ICRC's Head of Logistics in the Khartoum Delegation, Shazia Nawaz. CC BY-NC-ND / ICRC / Shiemaa Ahmed
The Logistics Division provides professional support for the ICRC's diverse and complex activities, developing timely, cost-efficient and specifically tailored supply chain management solutions while ensuring quality, compliance and accountability and maintaining high ethical standards. ICRC's Head of Logistics in the Khartoum Delegation, Shazia Nawaz spoke about the logistics support for our operations in Sudan.
What is logistics?
Logistics is the act and process of proactively preparing and acquiring items and delivering at the right time at the designated points of need. In the ICRC, being a humanitarian organization, our logistics service puts those whom we intend to serve at the top of our action.
In our Sudan delegation, the Logistics Department has 35 professionals in across key operational locations in Al Geneina, Nyala and Zalengei. We have a regional warehouse in Al Fashir and our main warehouse is in Khartoum.
How was the ICRC able to supply the medical needs of hospitals during the Khartoum protests despite the volatile security situation?
Our staff were wonderful and always managed to come to work, despite the restrictions and security concerns.
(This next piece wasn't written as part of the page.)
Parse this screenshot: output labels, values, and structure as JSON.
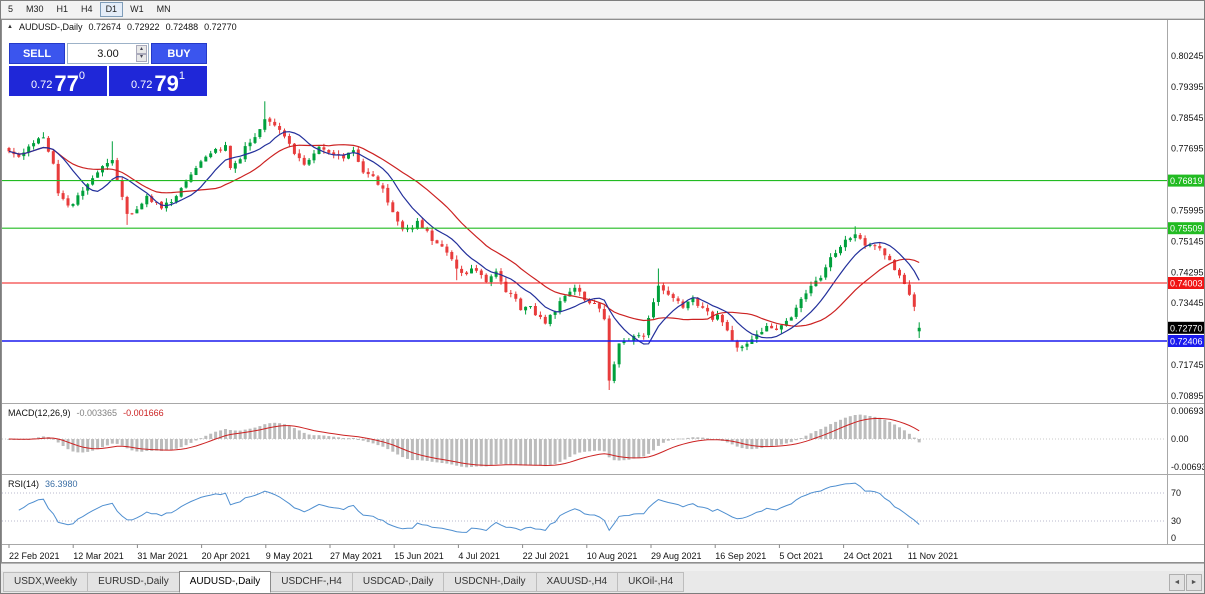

We were able to provide medical items to hospitals during the demonstrations in Khartoum because we had anticipated that the security situation might impede movement and we, therefore, brought some of these items to our delegation. Our drivers were placed on standby as well for any eventuality. It turned out that SRCS was able to come to our delegation to pick up items designated for their use. Those hospitals that could not come and were located close to Bari picked up their own items from there since our warehouse is in the area.
Our staff were wonderful and always managed to come to work, despite the restrictions and security concerns. They exhibited the true spirit of humanitarianism.
What role did the logistics department play during the seeds and tools distribution to 138,000 people in Darfur?
We began preparing for this big task in November 2018. We had to gain a good knowledge of the market and of the suppliers through a market assessment that we undertook. We had in fact visited the suppliers in December 2018. We checked for good products and secured the services of inspection companies to evaluate the quality of the food items we needed to source. We then launched the tendering process which took two weeks and as our plans proceeded, they were threatened by several unanticipated challenges. One of them was the fuel shortage in the country, which was worse in Darfur where the distributions were to take place.
Bags containing food, seeds and tools in Jebel Marra, Darfur are offloaded before being distributed. CC BY-NC-ND / ICRC / Shiemaa Ahmed
We also faced the challenge of obtaining the required permits on time before supplying the items to the field. The economic situation in Sudan was also an issue as it negatively impacted the mode of payment to the suppliers, creating some delays. Nonetheless, we were able to meet both the deadline we had set and the expectation of our colleagues who were to carry out the distribution. I should mention that even though some of the distribution windows fell on the Ramadan period, our staff graciously worked throughout the fasting period.
What can you say about the logistics support for the acquisition, storage and distribution of vaccines for the on-going vaccination of an estimated 800,000 animals?
We actually bought the vaccines from the State Ministry but imported a few ice packs from Kenya. We designated and used Al Fashir as our main storage/distribution hub since it was central from the point of view of all the other areas where the vaccination would be conducted.
The ICRC and Ministry of Animal Resources veterinarians vaccinate cattle during the animal vaccination campaign in Wadaa, North Darfur. CC BY-NC-ND / ICRC / Shiemaa Ahmed
To maintain the integrity of the vaccines, we bought generators in the field for each of the storage units. In short, our field inventory for the vaccination campaign were vaccines, cold boxes, ice packs and portable generators. Refrigerated containers were used to transport the drugs from Khartoum to our offices in Darfur. I should mention that even drugs needed to be put in the cold boxes too, so we prepared well ahead of the commencement of the vaccination campaign which is still underway.